Puzzle with the precession of the neutron spin.

Understanding the structure of the nucleon (proton and neutron) is a critical problem in physics. Especially challenging is to understand the spin structure when the Strong Interaction becomes truly strong. At energy scales below the nucleon mass (~1 GeV), the intense interactions of the quarks and gluons inside the nucleon makes them highly correlated. Their coherent behavior causes the emergence of effective hadronic degrees of freedom (hadrons are composite particles made of quarks and gluons) which are necessary to understand the nucleon properties. Theoretically studying this subject requires approaches employing non-perturbative techniques or using hadronic degrees of freedom, e.g. chiral effective field theory (chiEFT). Here, we present measurements sensitive to the neutron's spin precession under electromagnetic fields.

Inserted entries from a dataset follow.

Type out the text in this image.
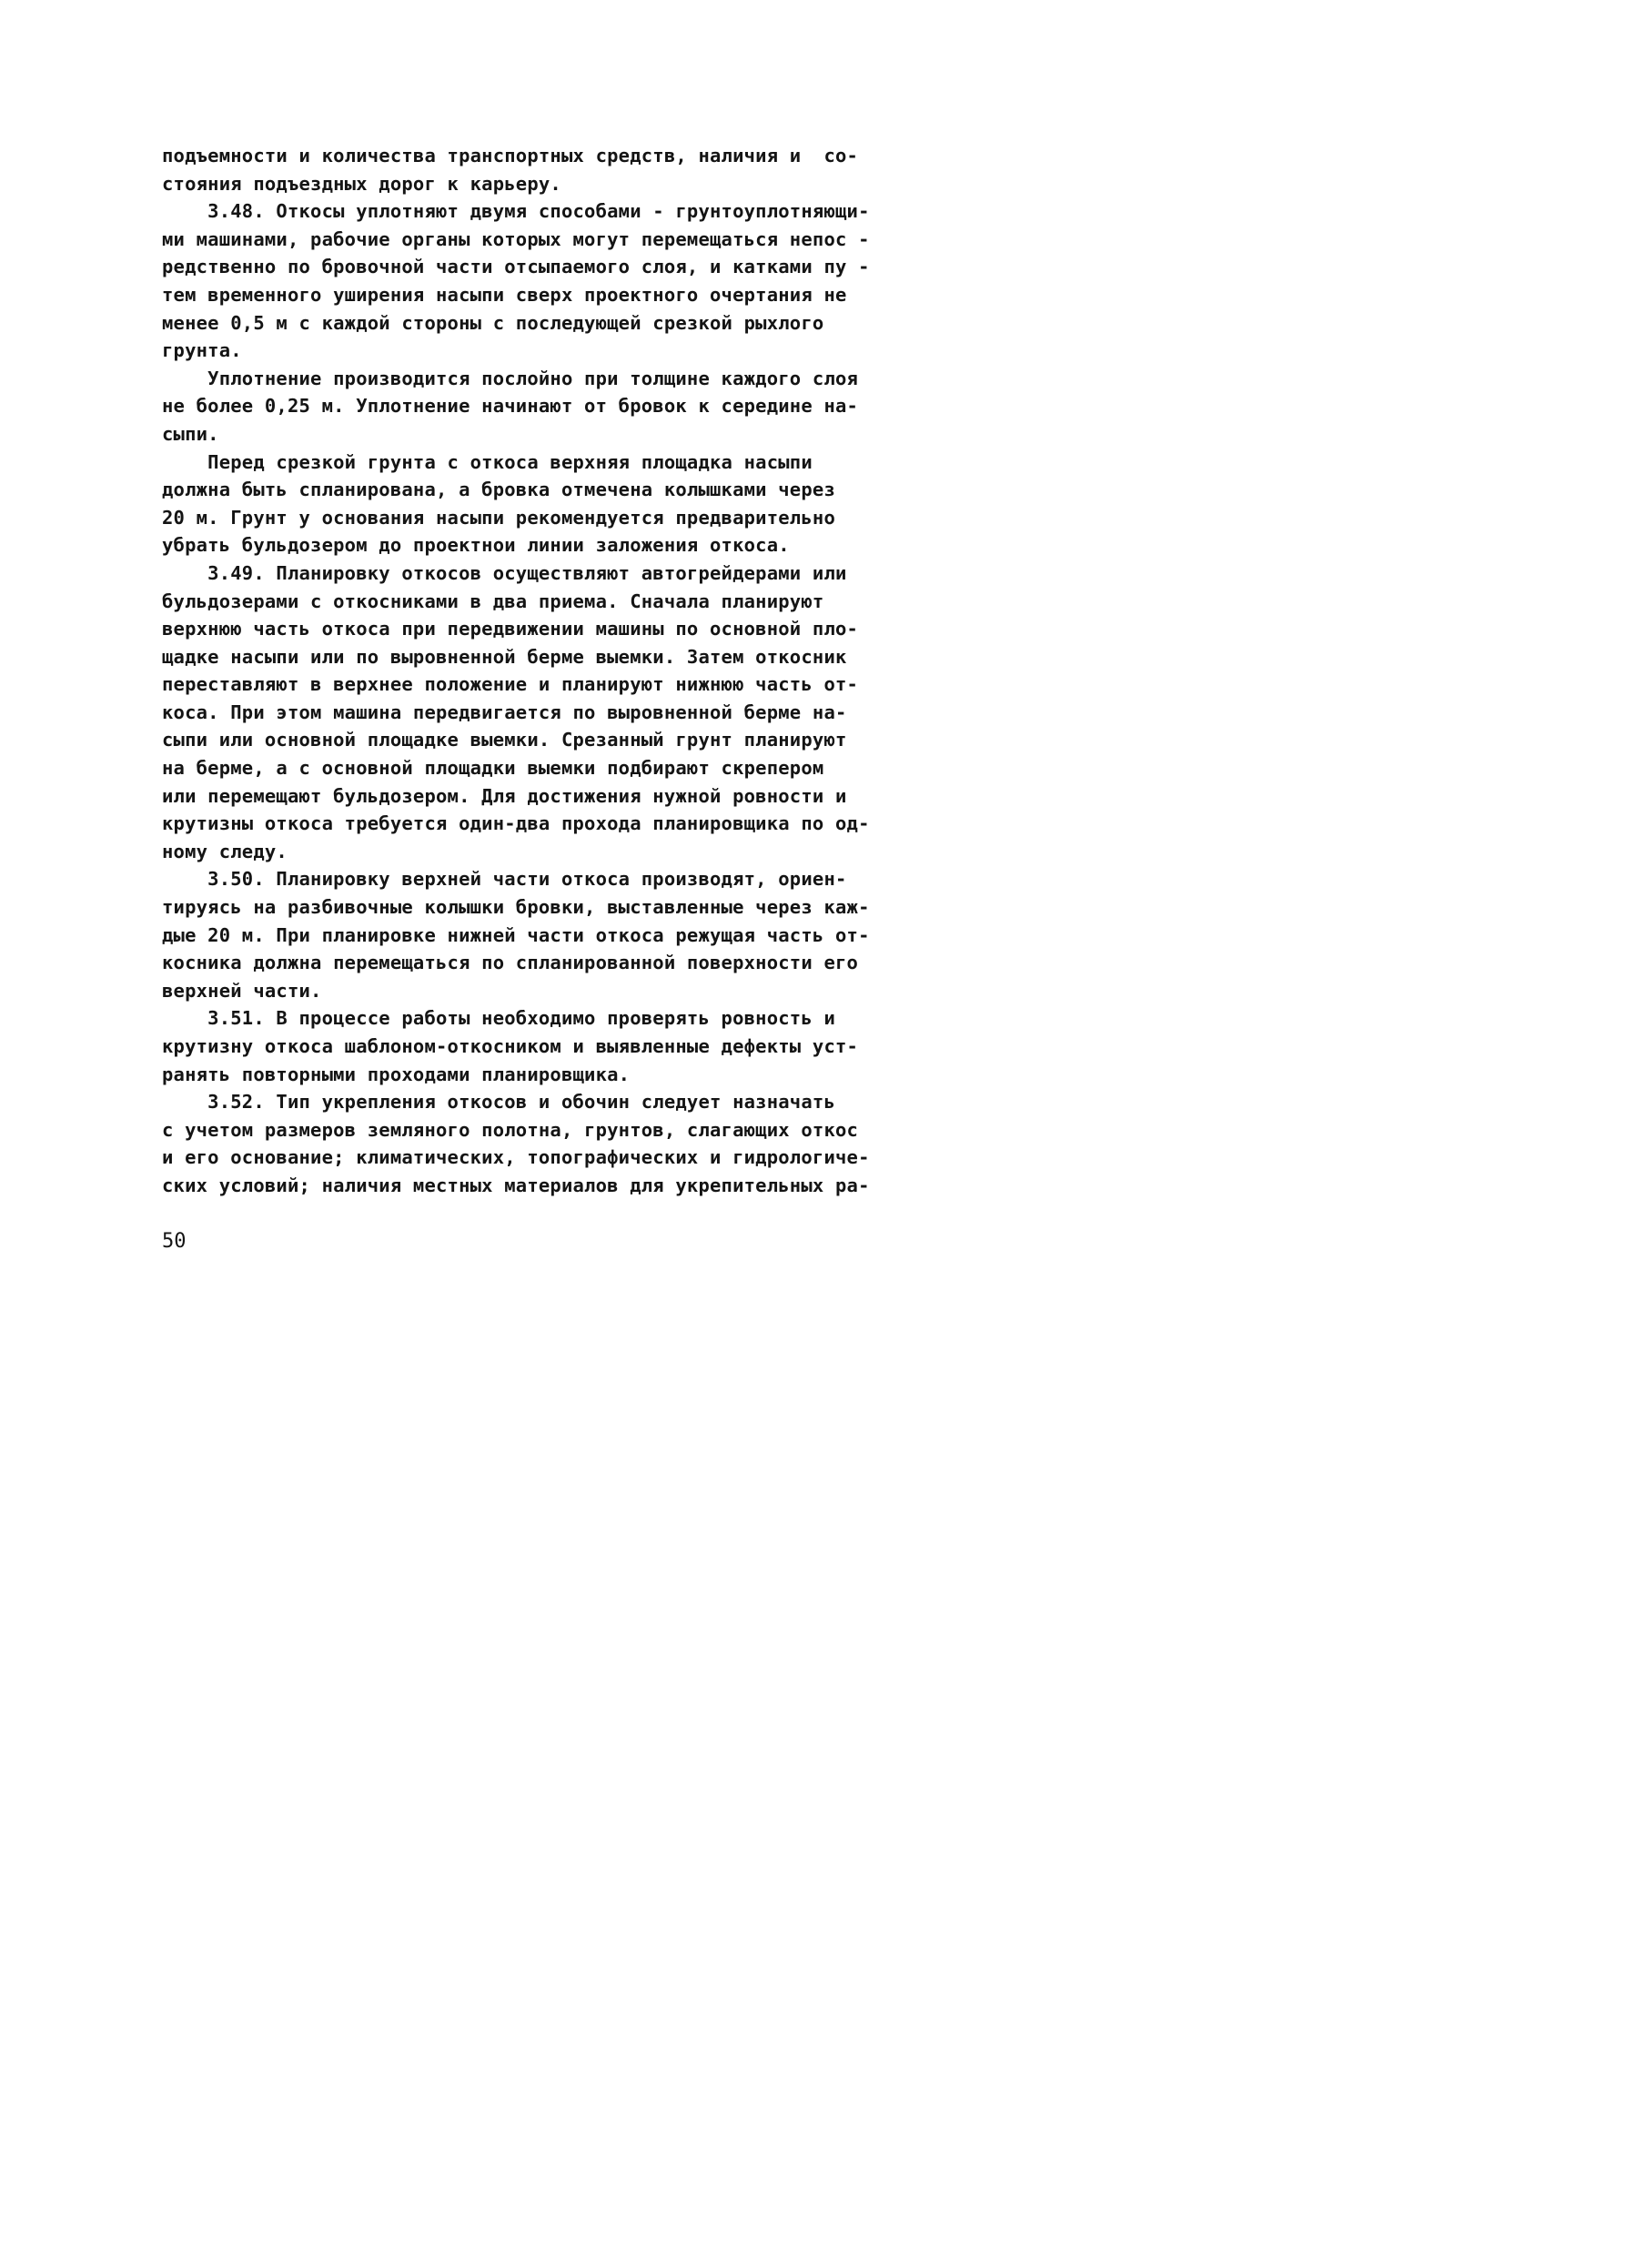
подъемности и количества транспортных средств, наличия и  со-
стояния подъездных дорог к карьеру.
3.48. Откосы уплотняют двумя способами - грунтоуплотняющи-
ми машинами, рабочие органы которых могут перемещаться непос -
редственно по бровочной части отсыпаемого слоя, и катками пу -
тем временного уширения насыпи сверх проектного очертания не
менее 0,5 м с каждой стороны с последующей срезкой рыхлого
грунта.
Уплотнение производится послойно при толщине каждого слоя
не более 0,25 м. Уплотнение начинают от бровок к середине на-
сыпи.
Перед срезкой грунта с откоса верхняя площадка насыпи
должна быть спланирована, а бровка отмечена колышками через
20 м. Грунт у основания насыпи рекомендуется предварительно
убрать бульдозером до проектнои линии заложения откоса.
3.49. Планировку откосов осуществляют автогрейдерами или
бульдозерами с откосниками в два приема. Сначала планируют
верхнюю часть откоса при передвижении машины по основной пло-
щадке насыпи или по выровненной берме выемки. Затем откосник
переставляют в верхнее положение и планируют нижнюю часть от-
коса. При этом машина передвигается по выровненной берме на-
сыпи или основной площадке выемки. Срезанный грунт планируют
на берме, а с основной площадки выемки подбирают скрепером
или перемещают бульдозером. Для достижения нужной ровности и
крутизны откоса требуется один-два прохода планировщика по од-
ному следу.
3.50. Планировку верхней части откоса производят, ориен-
тируясь на разбивочные колышки бровки, выставленные через каж-
дые 20 м. При планировке нижней части откоса режущая часть от-
косника должна перемещаться по спланированной поверхности его
верхней части.
3.51. В процессе работы необходимо проверять ровность и
крутизну откоса шаблоном-откосником и выявленные дефекты уст-
ранять повторными проходами планировщика.
3.52. Тип укрепления откосов и обочин следует назначать
с учетом размеров земляного полотна, грунтов, слагающих откос
и его основание; климатических, топографических и гидрологиче-
ских условий; наличия местных материалов для укрепительных ра-
50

The observables, the generalized spin-polarizabilities delta_LT and gamma_0, which quantify the nucleon spin's precession, were measured at very low energy-momentum transfer squared Q^2 corresponding to probing distances of the size of the nucleon. Our Q^2 values match the domain where chiEFT calculations are expected to be applicable. The calculations have been conducted to high degrees of sophistication, including that of the so-called "gold-plated" observable, delta_LT. Surprisingly however, our data show a strong discrepancy with the chiEFT calculations. This presents a challenge to the current description of the neutron's spin properties.